Jeffbenite, ideally Mg3Al2Si3O8, previously known as tetragonal-almandine-pyrope-phase (‘TAPP’), has been characterized as a new mineral from an inclusion in an alluvial diamond from São Luiz river, Juina district of Mato Grosso, Brazil. Its density is 3.576 g/cm3 and its microhardness is ∼7. Jeffbenite is uniaxial (–) with refractive indexes ω = 1.733(5) and ε = 1.721(5). The crystals are in general transparent emerald green.

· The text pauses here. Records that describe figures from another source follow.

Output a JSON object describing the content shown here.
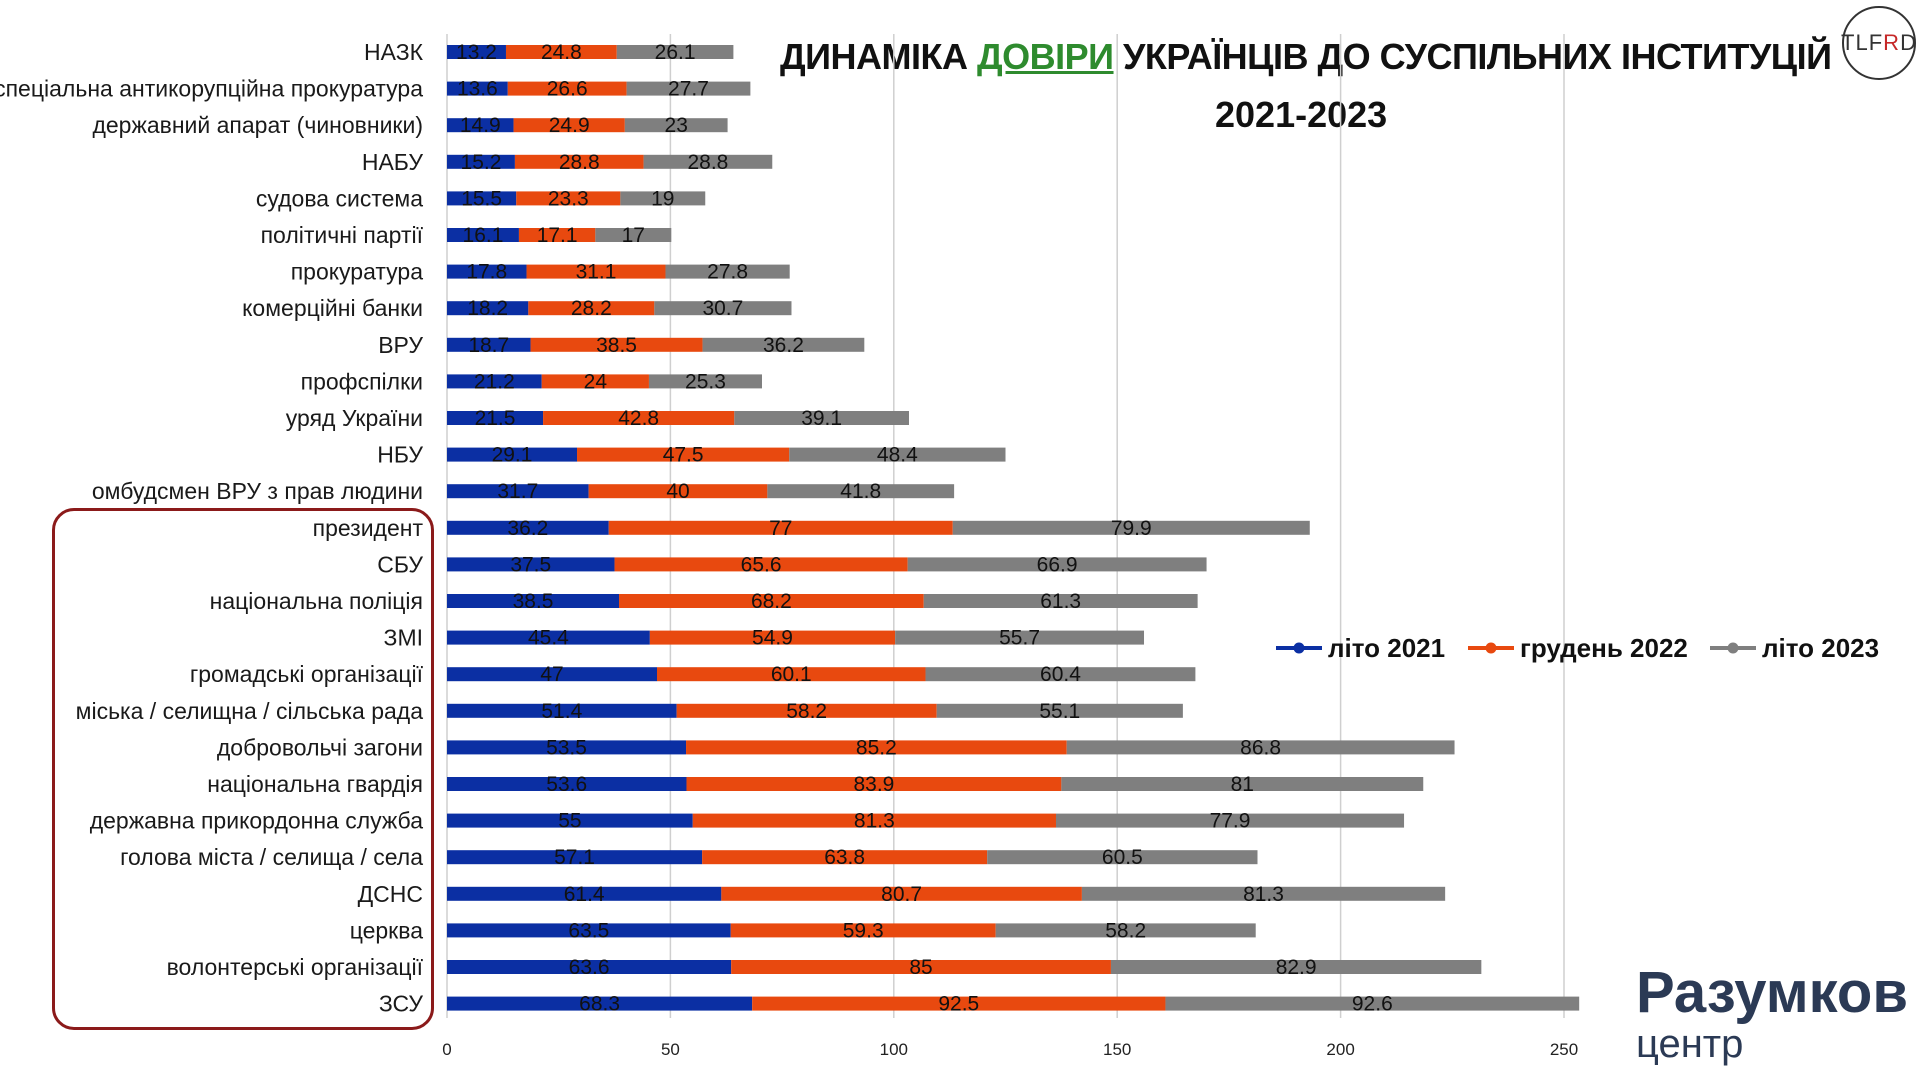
{
  "title": {
    "prefix": "ДИНАМІКА ",
    "accent": "ДОВІРИ",
    "suffix": " УКРАЇНЦІВ ДО СУСПІЛЬНИХ ІНСТИТУЦІЙ",
    "years": "2021-2023"
  },
  "logos": {
    "tlfrd_left": "TLF",
    "tlfrd_accent": "R",
    "tlfrd_right": "D",
    "razumkov_main": "Разумков",
    "razumkov_sub": "центр"
  },
  "colors": {
    "leto_2021": "#0b2fa3",
    "gruden_2022": "#e8490f",
    "leto_2023": "#7f7f7f",
    "title_accent": "#2e8b2e",
    "highlight_border": "#8b1a1a"
  },
  "chart_data": {
    "type": "bar",
    "orientation": "horizontal",
    "stacked": true,
    "xlim": [
      0,
      250
    ],
    "xticks": [
      0,
      50,
      100,
      150,
      200,
      250
    ],
    "grid": "vertical",
    "legend_position": "right",
    "categories": [
      "НАЗК",
      "спеціальна антикорупційна прокуратура",
      "державний апарат (чиновники)",
      "НАБУ",
      "судова система",
      "політичні партії",
      "прокуратура",
      "комерційні банки",
      "ВРУ",
      "профспілки",
      "уряд України",
      "НБУ",
      "омбудсмен ВРУ з прав людини",
      "президент",
      "СБУ",
      "національна поліція",
      "ЗМІ",
      "громадські організації",
      "міська / селищна / сільська рада",
      "добровольчі загони",
      "національна гвардія",
      "державна прикордонна служба",
      "голова міста / селища / села",
      "ДСНС",
      "церква",
      "волонтерські організації",
      "ЗСУ"
    ],
    "series": [
      {
        "name": "літо 2021",
        "color": "#0b2fa3",
        "values": [
          13.2,
          13.6,
          14.9,
          15.2,
          15.5,
          16.1,
          17.8,
          18.2,
          18.7,
          21.2,
          21.5,
          29.1,
          31.7,
          36.2,
          37.5,
          38.5,
          45.4,
          47,
          51.4,
          53.5,
          53.6,
          55,
          57.1,
          61.4,
          63.5,
          63.6,
          68.3
        ]
      },
      {
        "name": "грудень 2022",
        "color": "#e8490f",
        "values": [
          24.8,
          26.6,
          24.9,
          28.8,
          23.3,
          17.1,
          31.1,
          28.2,
          38.5,
          24,
          42.8,
          47.5,
          40,
          77,
          65.6,
          68.2,
          54.9,
          60.1,
          58.2,
          85.2,
          83.9,
          81.3,
          63.8,
          80.7,
          59.3,
          85,
          92.5
        ]
      },
      {
        "name": "літо 2023",
        "color": "#7f7f7f",
        "values": [
          26.1,
          27.7,
          23,
          28.8,
          19,
          17,
          27.8,
          30.7,
          36.2,
          25.3,
          39.1,
          48.4,
          41.8,
          79.9,
          66.9,
          61.3,
          55.7,
          60.4,
          55.1,
          86.8,
          81,
          77.9,
          60.5,
          81.3,
          58.2,
          82.9,
          92.6
        ]
      }
    ],
    "highlighted_categories": [
      "президент",
      "СБУ",
      "національна поліція",
      "ЗМІ",
      "громадські організації",
      "міська / селищна / сільська рада",
      "добровольчі загони",
      "національна гвардія",
      "державна прикордонна служба",
      "голова міста / селища / села",
      "ДСНС",
      "церква",
      "волонтерські організації",
      "ЗСУ"
    ]
  }
}
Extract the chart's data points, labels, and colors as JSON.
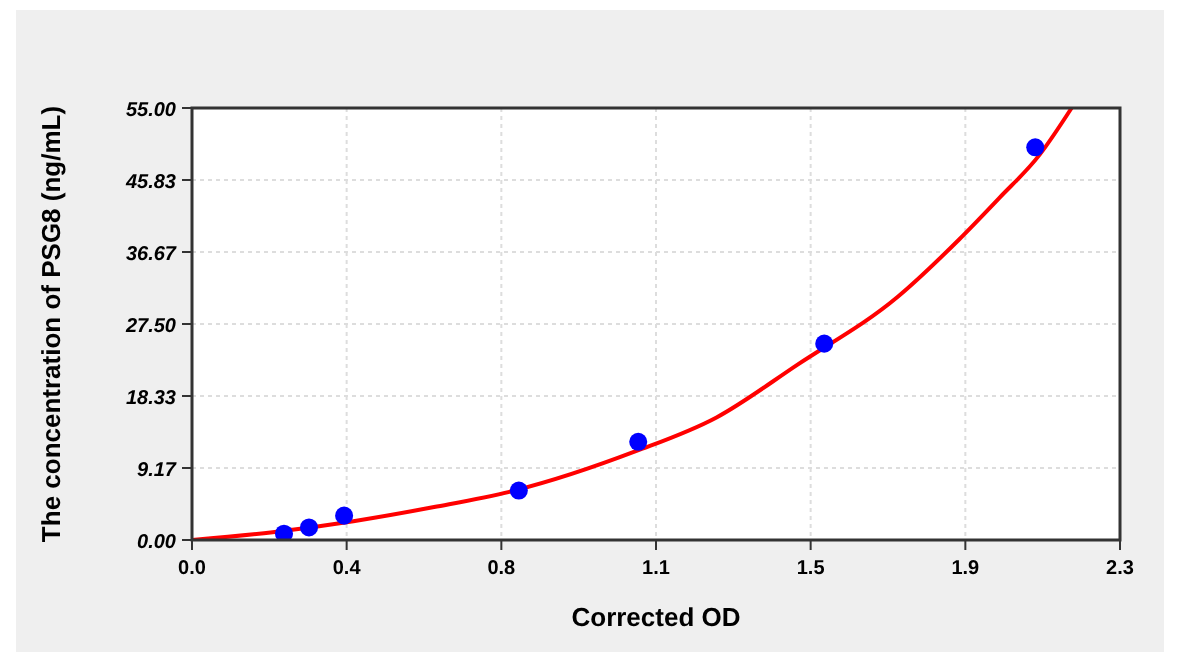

Its approximate chemical formula is (Mg2.62Fe2+0.27)(Al1.86Cr0.16)(Si2.82Al0.18)O12 with very minor amounts of Mn, Na and Ca. Laser ablation ICP-MS showed that jeffbenite has a very low concentration of trace elements. Jeffbenite is tetragonal with space group I4¯2d, cell edges being a = 6.5231(1) and c = 18.1756(3) Å. The main diffraction lines of the powder diagram are [d (in Å), intensity, hkl]: 2.647, 100, 2 0 4; 1.625, 44, 3 2 5; 2.881, 24, 2 1 1; 2.220, 19, 2 0 6; 1.390, 13, 4 2 4; 3.069, 11, 2 0 2; 2.056, 11, 2 2 4; 1.372, 11, 2 0 12.

The structural formula of jeffbenite can be written as (M1)(M2)2(M3)2(T1)(T2)2O12 with M1 dominated by Mg, M2 dominated by Al, M3 dominated again by Mg and both T1 and T2 almost fully occupied by Si. The two tetrahedra do not share any oxygen with each other (i.e. jeffbenite is classified as an orthosilicate).

Jeffbenite was approved as a new mineral by the IMA Commission on New Minerals and Mineral Names with the code IMA 2014-097. Its name is after Jeffrey W. Harris and Ben Harte, two world-leading scientists in diamond research. The petrological importance of jeffbenite is related to its very deep origin, which may allow its use as a pressure marker for detecting super-deep diamonds. Previous experimental work carried out on a Ti-rich jeffbenite establishes that it can be formed at 13 GPa and 1700 K as maximum P-T conditions.